Compression happens at various stages in the mix and master. In this case, it's the mastering stage we have to worry about.
There's a lot of compression involved in vinyl. But it tends to be more band-limited, since vinyl is lousy at reproducing high and low frequencies. And it's not really in service of loudness, it mostly rolling off of some frequencies, stereo width, etc so the lathe and the needle will track. Vinyl actually has a *lower* available dynamic range than CD, in practical terms, because of the limitations of a needle. (play back with a scanning tunnelling microsocope, though, and WOW fidelity!

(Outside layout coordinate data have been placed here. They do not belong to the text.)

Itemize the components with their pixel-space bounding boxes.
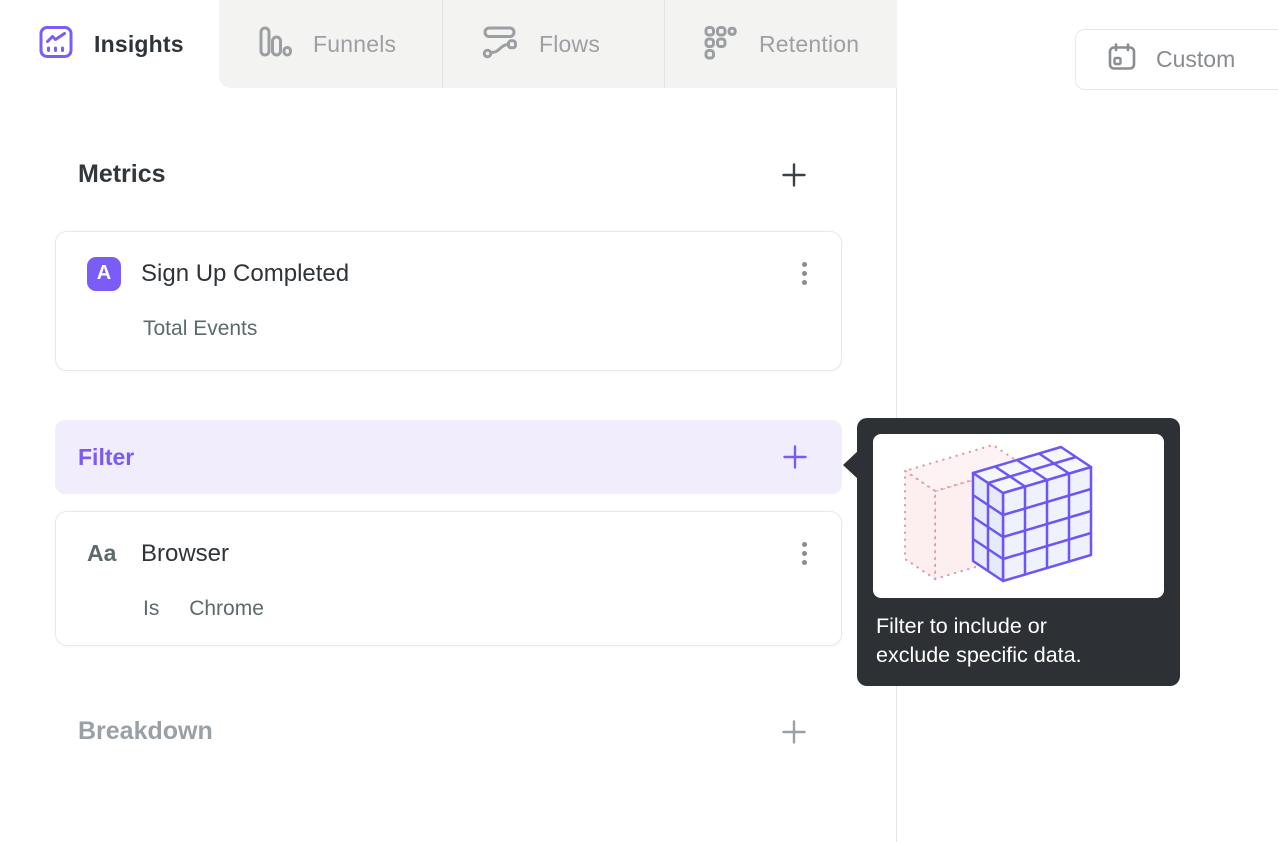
filter-operator[interactable]: Is (143, 597, 159, 620)
query-builder-panel: Insights Funnels Flows Retention Metrics… (0, 0, 897, 842)
filter-overflow-menu-icon[interactable] (796, 536, 813, 571)
flows-icon (481, 24, 519, 65)
tab-retention-label: Retention (759, 30, 860, 57)
breakdown-header: Breakdown (78, 717, 808, 746)
calendar-icon (1106, 41, 1138, 78)
retention-icon (703, 24, 739, 65)
date-range-custom-button[interactable]: Custom (1075, 29, 1278, 90)
metric-card-header: A Sign Up Completed (56, 232, 841, 291)
filter-value[interactable]: Chrome (189, 597, 264, 620)
filter-condition[interactable]: Is Chrome (56, 571, 841, 621)
filter-tooltip: Filter to include or exclude specific da… (843, 418, 1180, 686)
breakdown-title: Breakdown (78, 717, 213, 745)
metric-aggregation[interactable]: Total Events (56, 291, 841, 341)
tooltip-illustration (873, 434, 1164, 598)
custom-button-label: Custom (1156, 46, 1236, 72)
tab-insights[interactable]: Insights (0, 0, 219, 88)
filter-property-name: Browser (141, 539, 230, 567)
funnels-icon (257, 24, 293, 65)
tab-flows-label: Flows (539, 30, 601, 57)
tab-funnels[interactable]: Funnels (219, 0, 442, 88)
metric-series-badge: A (87, 256, 121, 291)
metric-overflow-menu-icon[interactable] (796, 256, 813, 291)
report-tabbar: Insights Funnels Flows Retention (0, 0, 897, 88)
tab-insights-label: Insights (94, 30, 184, 57)
metrics-title: Metrics (78, 160, 166, 188)
tooltip-text: Filter to include or exclude specific da… (857, 598, 1180, 670)
filter-section-row[interactable]: Filter (55, 420, 842, 494)
tooltip-text-line1: Filter to include or (876, 614, 1047, 638)
add-metric-button[interactable] (780, 161, 808, 189)
metric-card[interactable]: A Sign Up Completed Total Events (55, 231, 842, 371)
tab-flows[interactable]: Flows (442, 0, 664, 88)
tab-retention[interactable]: Retention (664, 0, 897, 88)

Because CD/Digital can handle much louder singals, a master for digital can run a lot hotter, and with a lot more high and low frequency information. What some people call "digital harshness" may just in fact be "those frequencies over about 15khz we had to roll off for the vinyl." Now of course, this can be entirely abused, and starting around the 80's, record execs started pushing mastering engineers to make it louder, and make it stand out more - so we'd get things like high-loudness heavily-limited tracks with a lot of high-end harmonic exciting done to it, so a track would sound bright and loud compared to its neighbors on the radio.
It was an arms race, but it wasn't a requirement of the digital medium, just a requirement of the people running the industry (and let me just say, mastering engineers aren't fond of it either...they like undamaged hearing...but we've all got bills to pay).